I start daydreaming. My mind wanders to home in Norway. Usually, I manage to stay focused and concentrated during the length of a gravel race. My head is not where it should be today, maybe because of the recent cold or lack of training the last week. The season is coming to an end, so I guess it’s pretty standard. I am not at my best, but I feel comfortable following the pace in my group. I am now in a group of 20 riders. Some German riders, a couple of Spaniards, a Slovenian, an American, a Dane, and a few others. The pace is set by a Belgian and Richard Larsen from Sweden. I do my share of turns.
– Snake, Watch out! I scream. Richard is leading the group as a back snake is ealing across the road. As Richard maneuvers around it, it bites for Richard but misses. I don’t know if it’s poisonous, but I don’t want the Swede to find out.
Not long after the group starts the last 25 km, which might be the most challenging part of the whole race, there are continuously steep ramps with gradients of 20+%. Luckily, most of it is on concrete, not gravel.
As we climb the first kicker, I realize I am about to lose my power. I want to stop and walk, but I manage to keep pedaling. I am losing the group. From now on, it doesn’t matter; it’s one man for himself. Drafting doesn’t help much here.
I get another bottle from Bjørn, the father of Simen. He and Sindre, the father of Vebjørn, gave me fantastic support with the feed zones. And the sports drinks are needed in the heat. But there is a problem; in the feed zone chaos, I did not receive my own bottles of Ryno Power. Can I still stay energized all the way?
I take a big zip from the bottle before crossing a river and soon start long and steep climbs. A few riders are passing me, but I don’t care. I want to make it to the finish.
– Brroooom. What is that? There have been a lot of fans along the course and especially in the hills. They have been incredible, making noice and cheering at us riders. But this one is a little too much. I don’t know if it’s a chainsaw or a leaf blower, but it’s really loud. And the guy next to him has a boat horn. I have a headache, and honestly, peace would feel better now, but I have to appreciate the enthusiasm.
The next 15 km are up and down. Pietr Havik is passing me. He had a crash, but is making it to the finish. This is a survivor race. The UCI finally managed to make a course that capture the gravel racing. Challenging, hard, variation mostly gravel. Where the riders not only need to pedal fast but also be able to handle the bike and their equipment.
I make a right turn and a beautiful gravel road is twisting up along a river. I know what’s coming, and it’s not pretty. It’s going to be hard.

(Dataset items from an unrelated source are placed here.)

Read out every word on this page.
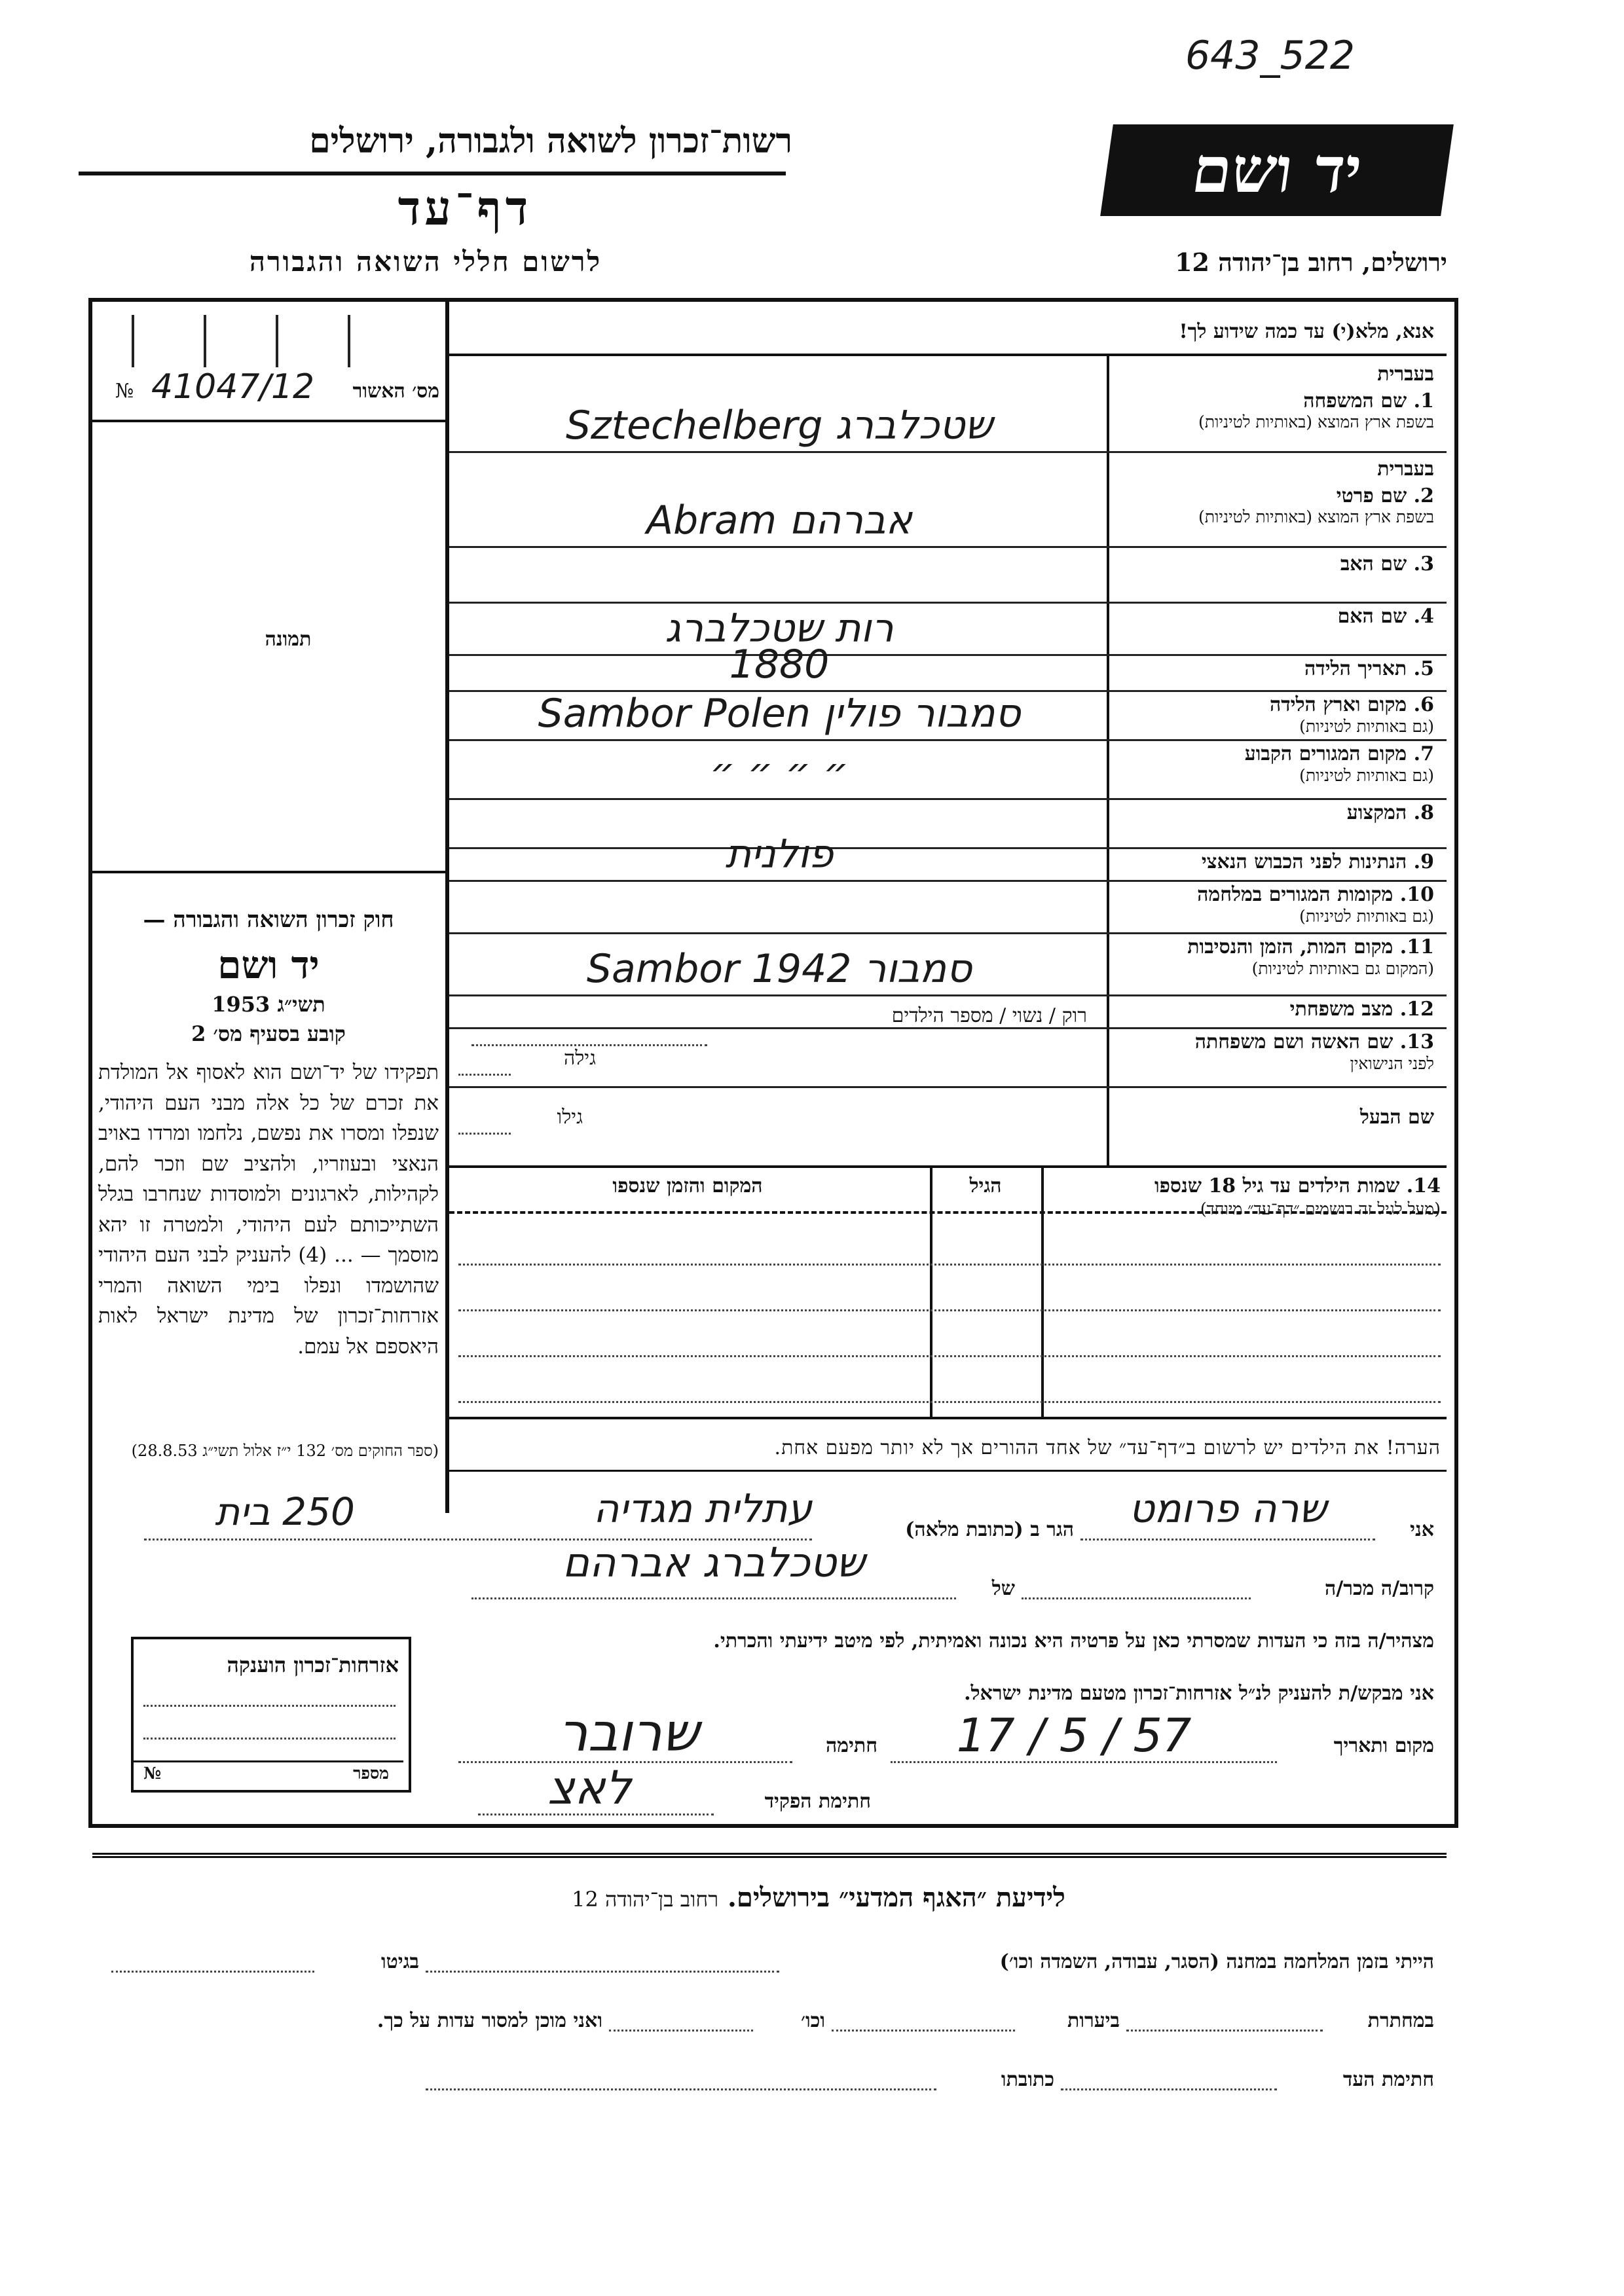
643_522
רשות־זכרון לשואה ולגבורה, ירושלים
דף־עד
לרשום חללי השואה והגבורה
יד ושם
ירושלים, רחוב בן־יהודה 12
אנא, מלא(י) עד כמה שידוע לך!
№ 41047/12	מס׳ האשור
תמונה
חוק זכרון השואה והגבורה —
יד ושם
תשי״ג 1953
קובע בסעיף מס׳ 2
תפקידו של יד־ושם הוא לאסוף אל המולדת את זכרם של כל אלה מבני העם היהודי, שנפלו ומסרו את נפשם, נלחמו ומרדו באויב הנאצי ובעוזריו, ולהציב שם וזכר להם, לקהילות, לארגונים ולמוסדות שנחרבו בגלל השתייכותם לעם היהודי, ולמטרה זו יהא מוסמך — ... (4) להעניק לבני העם היהודי שהושמדו ונפלו בימי השואה והמרי אזרחות־זכרון של מדינת ישראל לאות היאספם אל עמם.
(ספר החוקים מס׳ 132 י״ז אלול תשי״ג 28.8.53)
בעברית
1. שם המשפחה
בשפת ארץ המוצא (באותיות לטיניות)
Sztechelberg שטכלברג
בעברית
2. שם פרטי
בשפת ארץ המוצא (באותיות לטיניות)
Abram אברהם
3. שם האב
4. שם האם
רות שטכלברג
5. תאריך הלידה
1880
6. מקום וארץ הלידה
(גם באותיות לטיניות)
Sambor Polen סמבור פולין
7. מקום המגורים הקבוע
(גם באותיות לטיניות)
״ ״ ״ ״
8. המקצוע
9. הנתינות לפני הכבוש הנאצי
פולנית
10. מקומות המגורים במלחמה
(גם באותיות לטיניות)
11. מקום המות, הזמן והנסיבות
(המקום גם באותיות לטיניות)
Sambor 1942 סמבור
12. מצב משפחתי
13. שם האשה ושם משפחתה
לפני הנישואין
רוק / נשוי / מספר הילדים
גילה
שם הבעל
גילו
14. שמות הילדים עד גיל 18 שנספו
(מעל לגיל זה רושמים ״דף־עד״ מיוחד)
הגיל
המקום והזמן שנספו
הערה! את הילדים יש לרשום ב״דף־עד״ של אחד ההורים אך לא יותר מפעם אחת.
אני
שרה פרומט
הגר ב (כתובת מלאה)
עתלית מגדיה
250 בית
קרוב/ה מכר/ה
של
שטכלברג אברהם
מצהיר/ה בזה כי העדות שמסרתי כאן על פרטיה היא נכונה ואמיתית, לפי מיטב ידיעתי והכרתי.
אני מבקש/ת להעניק לנ״ל אזרחות־זכרון מטעם מדינת ישראל.
מקום ותאריך
17 / 5 / 57
חתימה
שרובר
חתימת הפקיד
לאצ
אזרחות־זכרון הוענקה
מספר
№
לידיעת ״האגף המדעי״ בירושלים. רחוב בן־יהודה 12
הייתי בזמן המלחמה במחנה (הסגר, עבודה, השמדה וכו׳)
בגיטו
במחתרת
ביערות
וכו׳
ואני מוכן למסור עדות על כך.
חתימת העד
כתובתו
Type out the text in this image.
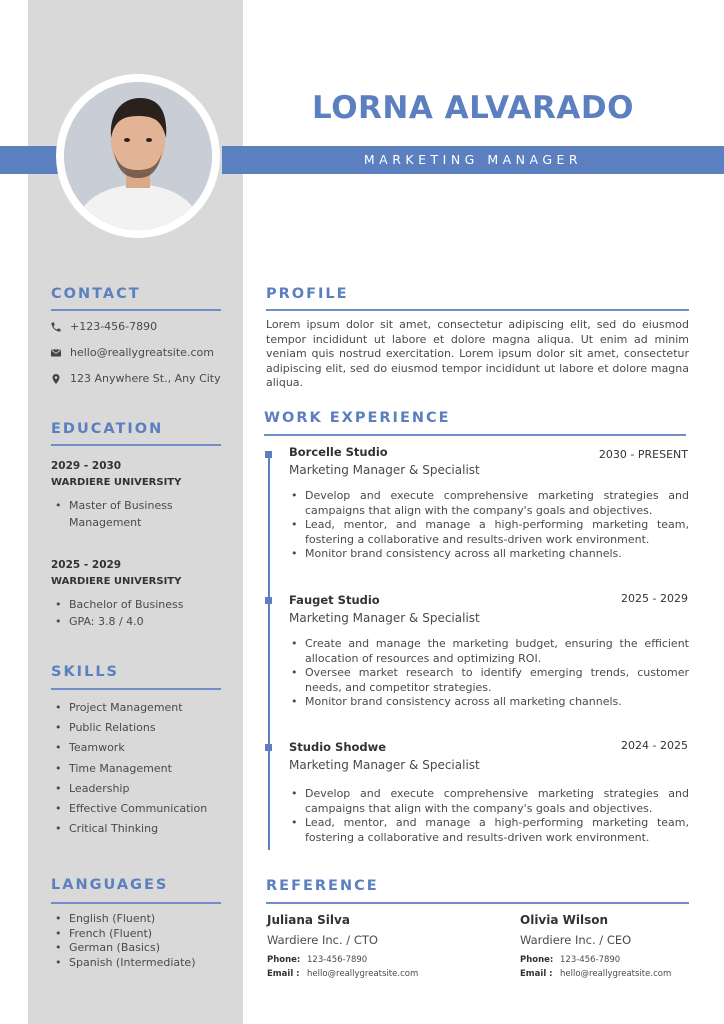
LORNA ALVARADO
MARKETING MANAGER
CONTACT
+123-456-7890
hello@reallygreatsite.com
123 Anywhere St., Any City
EDUCATION
2029 - 2030
WARDIERE UNIVERSITY
• Master of Business Management
2025 - 2029
WARDIERE UNIVERSITY
• Bachelor of Business
• GPA: 3.8 / 4.0
SKILLS
• Project Management
• Public Relations
• Teamwork
• Time Management
• Leadership
• Effective Communication
• Critical Thinking
LANGUAGES
• English (Fluent)
• French (Fluent)
• German (Basics)
• Spanish (Intermediate)
PROFILE
Lorem ipsum dolor sit amet, consectetur adipiscing elit, sed do eiusmod tempor incididunt ut labore et dolore magna aliqua. Ut enim ad minim veniam quis nostrud exercitation. Lorem ipsum dolor sit amet, consectetur adipiscing elit, sed do eiusmod tempor incididunt ut labore et dolore magna aliqua.
WORK EXPERIENCE
Borcelle Studio	2030 - PRESENT
Marketing Manager & Specialist
• Develop and execute comprehensive marketing strategies and campaigns that align with the company's goals and objectives.
• Lead, mentor, and manage a high-performing marketing team, fostering a collaborative and results-driven work environment.
• Monitor brand consistency across all marketing channels.
Fauget Studio	2025 - 2029
Marketing Manager & Specialist
• Create and manage the marketing budget, ensuring the efficient allocation of resources and optimizing ROI.
• Oversee market research to identify emerging trends, customer needs, and competitor strategies.
• Monitor brand consistency across all marketing channels.
Studio Shodwe	2024 - 2025
Marketing Manager & Specialist
• Develop and execute comprehensive marketing strategies and campaigns that align with the company's goals and objectives.
• Lead, mentor, and manage a high-performing marketing team, fostering a collaborative and results-driven work environment.
REFERENCE
Juliana Silva
Wardiere Inc. / CTO
Phone: 123-456-7890
Email : hello@reallygreatsite.com
Olivia Wilson
Wardiere Inc. / CEO
Phone: 123-456-7890
Email : hello@reallygreatsite.com
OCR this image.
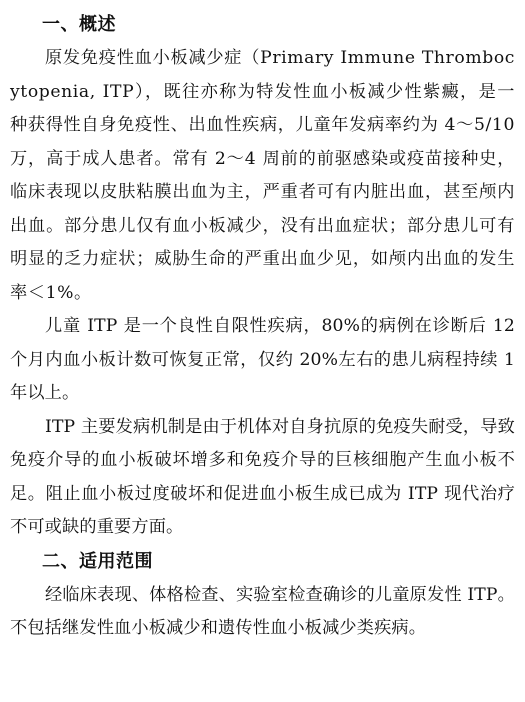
一、概述

原发免疫性血小板减少症（Primary Immune Thrombocytopenia, ITP），既往亦称为特发性血小板减少性紫癜，是一种获得性自身免疫性、出血性疾病，儿童年发病率约为 4～5/10 万，高于成人患者。常有 2～4 周前的前驱感染或疫苗接种史，临床表现以皮肤粘膜出血为主，严重者可有内脏出血，甚至颅内出血。部分患儿仅有血小板减少，没有出血症状；部分患儿可有明显的乏力症状；威胁生命的严重出血少见，如颅内出血的发生率＜1%。

儿童 ITP 是一个良性自限性疾病，80%的病例在诊断后 12 个月内血小板计数可恢复正常，仅约 20%左右的患儿病程持续 1 年以上。

ITP 主要发病机制是由于机体对自身抗原的免疫失耐受，导致免疫介导的血小板破坏增多和免疫介导的巨核细胞产生血小板不足。阻止血小板过度破坏和促进血小板生成已成为 ITP 现代治疗不可或缺的重要方面。

二、适用范围

经临床表现、体格检查、实验室检查确诊的儿童原发性 ITP。不包括继发性血小板减少和遗传性血小板减少类疾病。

I’m on the last stretch before the finish. I am going to make it. The pain is over. I want to say the fun is also over, but honestly, the last hill was not something I’d recommend. Torture. Not something I want to even for my worst enemy. Oh well, the fans made it special. Hundreds of people cheering up the climb. I appreciated everyone running alongside me and giving me a friendly push in the steepest sections.
I’m wasted, but not many meters left. An epic ride is coming to an end. The World Championship in Gravel. Gravel racing is definitely here to stay. I’m crossing the line. 72nd and the best-placed Norwegian.
I am relieved. Starting from place 130 in a strong field wasn’t ideal, but I can be more happy with the final place. Okay, 72nd might not be something most people will remember, but from laying in bed a week back, with anything but perfect preparation, made me nervous. Seeing many strong names behind me or just in front of me boosts my self-esteem. I know I have more in store on a better day.
Having a perfect run when it comes to equipment is also something I’m pleased about. My tire choice, running Challenge Getaway XP 40mm, was definitely a good one. The Felt Breed Carbon bike, as always, felt good, and the newly mounted chain catcher worked as a charm – no chain drops. Thanks, Bjørn, for setting up my bike.
Thanks to my fellow Norwegian riders and their parents for the feeding.
I’ll build on this, saving the whole experience in the back of my head, and make sure I am taking another step next year. Now, you find me at the nearest pizzeria.